The research team examined three indicators of possible long-term complications of COVID-19 — hospital admission, mortality, and need for diagnostic medical tests. Specifically, they looked for issues that occurred 30 days or later following the first positive viral test for SARS-CoV-2.
They then compared these issues to each patient’s body mass index or BMI. Patients’ BMIs were classified into five groups:
- 18.5-24.9 (normal)
- 25-29.9 (overweight)
- 30-34.9 (mild obesity)
- 35-39.9 (moderate obesity)
- 40 or greater (severe obesity)
And here’s what they found…
A health condition known as post-acute sequelae of SARS-CoV-2 infection (PASC) is an extremely common problem in COVID-19 survivors.
And during the 10-month follow-up of the study after the acute phase of COVID-19, 44 percent of the participants had required hospital admission and one percent died.
Yet, the number of people who suffered the syndrome was not the same across the board.

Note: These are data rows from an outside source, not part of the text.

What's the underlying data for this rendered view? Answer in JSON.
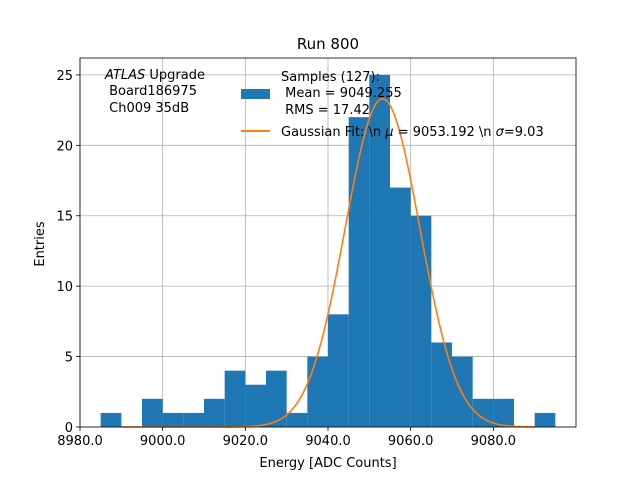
{
  "chart_data": {
    "type": "bar",
    "title": "Run 800",
    "xlabel": "Energy [ADC Counts]",
    "ylabel": "Entries",
    "xlim": [
      8980,
      9100
    ],
    "ylim": [
      0,
      26.2
    ],
    "xticks": [
      8980,
      9000,
      9020,
      9040,
      9060,
      9080
    ],
    "xtick_labels": [
      "8980.0",
      "9000.0",
      "9020.0",
      "9040.0",
      "9060.0",
      "9080.0"
    ],
    "yticks": [
      0,
      5,
      10,
      15,
      20,
      25
    ],
    "ytick_labels": [
      "0",
      "5",
      "10",
      "15",
      "20",
      "25"
    ],
    "grid": true,
    "histogram": {
      "bin_edges": [
        8985,
        8990,
        8995,
        9000,
        9005,
        9010,
        9015,
        9020,
        9025,
        9030,
        9035,
        9040,
        9045,
        9050,
        9055,
        9060,
        9065,
        9070,
        9075,
        9080,
        9085,
        9090,
        9095
      ],
      "counts": [
        1,
        0,
        2,
        1,
        1,
        2,
        4,
        3,
        4,
        1,
        5,
        8,
        22,
        25,
        17,
        15,
        6,
        5,
        2,
        2,
        0,
        1
      ],
      "color": "#1f77b4"
    },
    "fit": {
      "mean": 9053.192,
      "sigma": 9.03,
      "peak": 23.3,
      "color": "#ff7f0e"
    },
    "legend": {
      "placement": "top-right",
      "hist_label_lines": [
        "Samples (127):",
        " Mean = 9049.255",
        " RMS = 17.42"
      ],
      "fit_label_prefix": "Gaussian Fit: \\n ",
      "fit_label_mu_symbol": "μ",
      "fit_label_middle": " = 9053.192 \\n ",
      "fit_label_sigma_symbol": "σ",
      "fit_label_suffix": "=9.03"
    },
    "annotation": {
      "placement": "top-left",
      "italic_part": "ATLAS",
      "rest_part": " Upgrade",
      "line2": " Board186975",
      "line3": " Ch009 35dB"
    }
  }
}
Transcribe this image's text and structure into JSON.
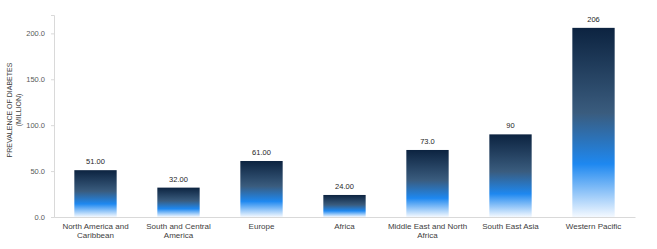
{
  "chart_data": {
    "type": "bar",
    "y_label": "PREVALENCE OF DIABETES (MILLION)",
    "categories": [
      "North America and Caribbean",
      "South and Central America",
      "Europe",
      "Africa",
      "Middle East and North Africa",
      "South East Asia",
      "Western Pacific"
    ],
    "values": [
      51,
      32,
      61,
      24,
      73,
      90,
      206
    ],
    "value_labels": [
      "51.00",
      "32.00",
      "61.00",
      "24.00",
      "73.0",
      "90",
      "206"
    ],
    "data_labels": true,
    "color": "#0c2340",
    "ylim": [
      0,
      220
    ],
    "yticks": [
      {
        "value": 0,
        "label": "0.0"
      },
      {
        "value": 50,
        "label": "50.0"
      },
      {
        "value": 100,
        "label": "100.0"
      },
      {
        "value": 150,
        "label": "150.0"
      },
      {
        "value": 200,
        "label": "200.0"
      }
    ],
    "grid": false
  }
}
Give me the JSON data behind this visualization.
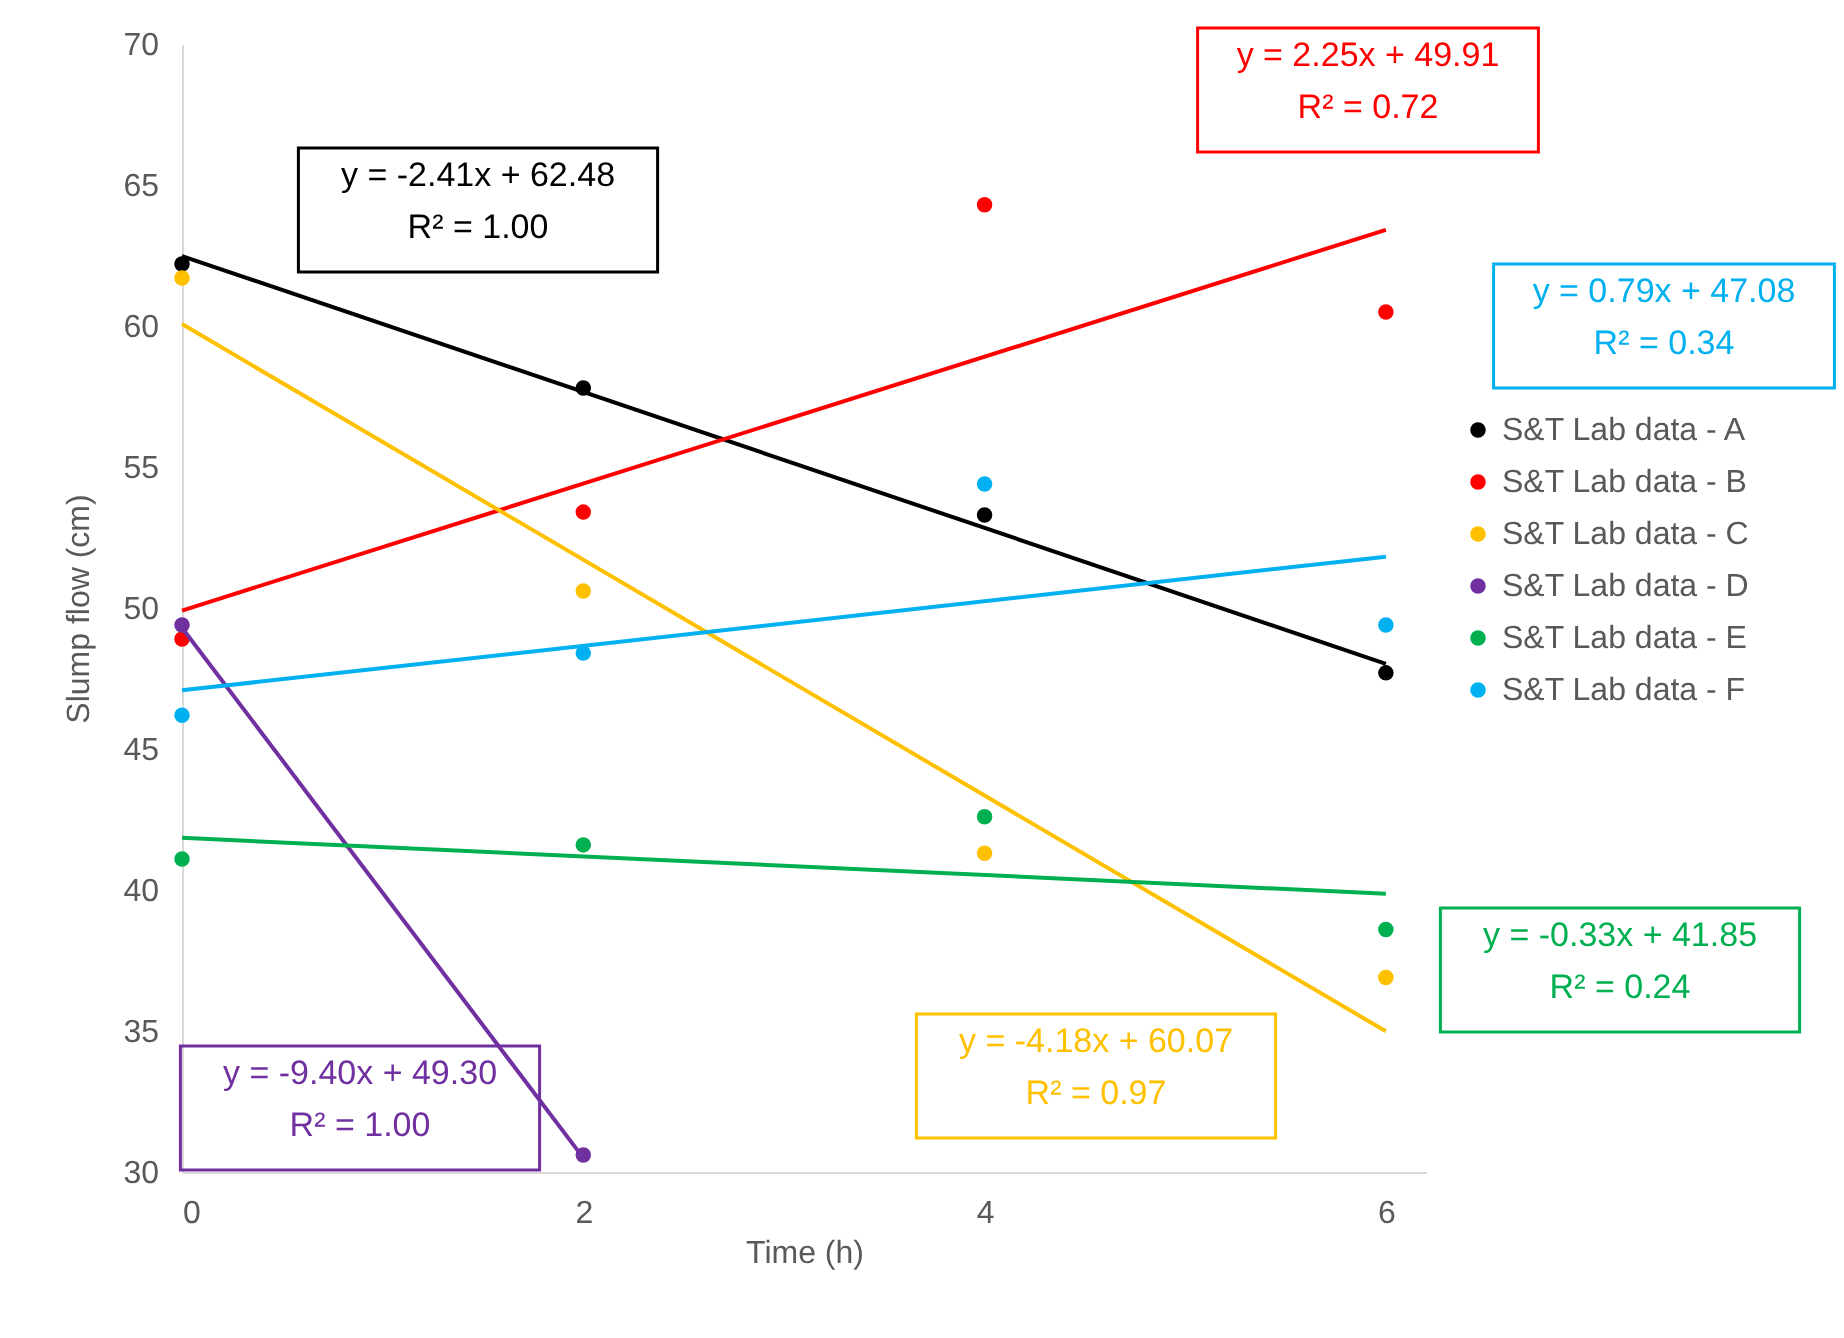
{
  "chart_data": {
    "type": "scatter",
    "xlabel": "Time (h)",
    "ylabel": "Slump flow (cm)",
    "xlim": [
      0,
      6.2
    ],
    "ylim": [
      30,
      70
    ],
    "xticks": [
      0,
      2,
      4,
      6
    ],
    "yticks": [
      30,
      35,
      40,
      45,
      50,
      55,
      60,
      65,
      70
    ],
    "legend": "right",
    "marker": "circle",
    "series": [
      {
        "name": "S&T Lab data - A",
        "color": "#000000",
        "x": [
          0,
          2,
          4,
          6
        ],
        "values": [
          62.2,
          57.8,
          53.3,
          47.7
        ]
      },
      {
        "name": "S&T Lab data - B",
        "color": "#ff0000",
        "x": [
          0,
          2,
          4,
          6
        ],
        "values": [
          48.9,
          53.4,
          64.3,
          60.5
        ]
      },
      {
        "name": "S&T Lab data - C",
        "color": "#ffc000",
        "x": [
          0,
          2,
          4,
          6
        ],
        "values": [
          61.7,
          50.6,
          41.3,
          36.9
        ]
      },
      {
        "name": "S&T Lab data - D",
        "color": "#7030a0",
        "x": [
          0,
          2
        ],
        "values": [
          49.4,
          30.6
        ]
      },
      {
        "name": "S&T Lab data - E",
        "color": "#00b050",
        "x": [
          0,
          2,
          4,
          6
        ],
        "values": [
          41.1,
          41.6,
          42.6,
          38.6
        ]
      },
      {
        "name": "S&T Lab data - F",
        "color": "#00b0f0",
        "x": [
          0,
          2,
          4,
          6
        ],
        "values": [
          46.2,
          48.4,
          54.4,
          49.4
        ]
      },
      {
        "type": "line",
        "marker": "none",
        "color": "#000000",
        "x": [
          0,
          6
        ],
        "values": [
          62.48,
          48.02
        ]
      },
      {
        "type": "line",
        "marker": "none",
        "color": "#ff0000",
        "x": [
          0,
          6
        ],
        "values": [
          49.91,
          63.41
        ]
      },
      {
        "type": "line",
        "marker": "none",
        "color": "#ffc000",
        "x": [
          0,
          6
        ],
        "values": [
          60.07,
          34.99
        ]
      },
      {
        "type": "line",
        "marker": "none",
        "color": "#7030a0",
        "x": [
          0,
          2
        ],
        "values": [
          49.3,
          30.5
        ]
      },
      {
        "type": "line",
        "marker": "none",
        "color": "#00b050",
        "x": [
          0,
          6
        ],
        "values": [
          41.85,
          39.87
        ]
      },
      {
        "type": "line",
        "marker": "none",
        "color": "#00b0f0",
        "x": [
          0,
          6
        ],
        "values": [
          47.08,
          51.82
        ]
      }
    ],
    "annotations": [
      "y = -2.41x + 62.48\nR² = 1.00",
      "y = 2.25x + 49.91\nR² = 0.72",
      "y = -4.18x + 60.07\nR² = 0.97",
      "y = -9.40x + 49.30\nR² = 1.00",
      "y = -0.33x + 41.85\nR² = 0.24",
      "y = 0.79x + 47.08\nR² = 0.34"
    ]
  }
}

In fact, the results showed that compared with patients with normal BMI, the risk of hospital admission was 28 percent higher for patients with moderate obesity. And it was a whopping 30 percent higher for those classified as severely obese.
To top it off, patients with moderate to severe obesity required diagnostic tests at a rate of 25 and 39 percent higher respectively than those with a normal BMI.
These tests included ones for health concerns like:
- Cardiac and vascular issues
- Pulmonary problems
- Renal concerns
- Gastrointestinal and mental health problems
And this need for diagnostic testing was “significantly higher” in patients with a BMI of 35 or greater, compared with normal BMI patients.
Basically, the researchers say that obesity weakens the immune system and creates a chronic inflammatory state. Those conditions can lead to poor outcomes and long-term complications after infection with the virus that causes COVID-19.
Lose weight to avoid severe infection and being a COVID long-hauler
Luckily, most of us are at a lower risk than we were a year ago. But all of this means that if you want to decrease your risks of severe COVID-19 infection even more — and avoid and the long-term complications that go with the virus, maintaining a healthy weight can help.
Steps you can take to lose any extra pounds include:
- Eat right – Consider moving to a Mediterranean diet packed with fresh veggies, fish, and olive oil.
- Think portions – Focus on starting with smaller portions each day to reduce overeating.
- Keep a food diary – Keeping track of what, how much, and when you eat can help you identify areas where you can improve your weight loss.
- Move more – Even a little extra activity each day can add up to better weight loss.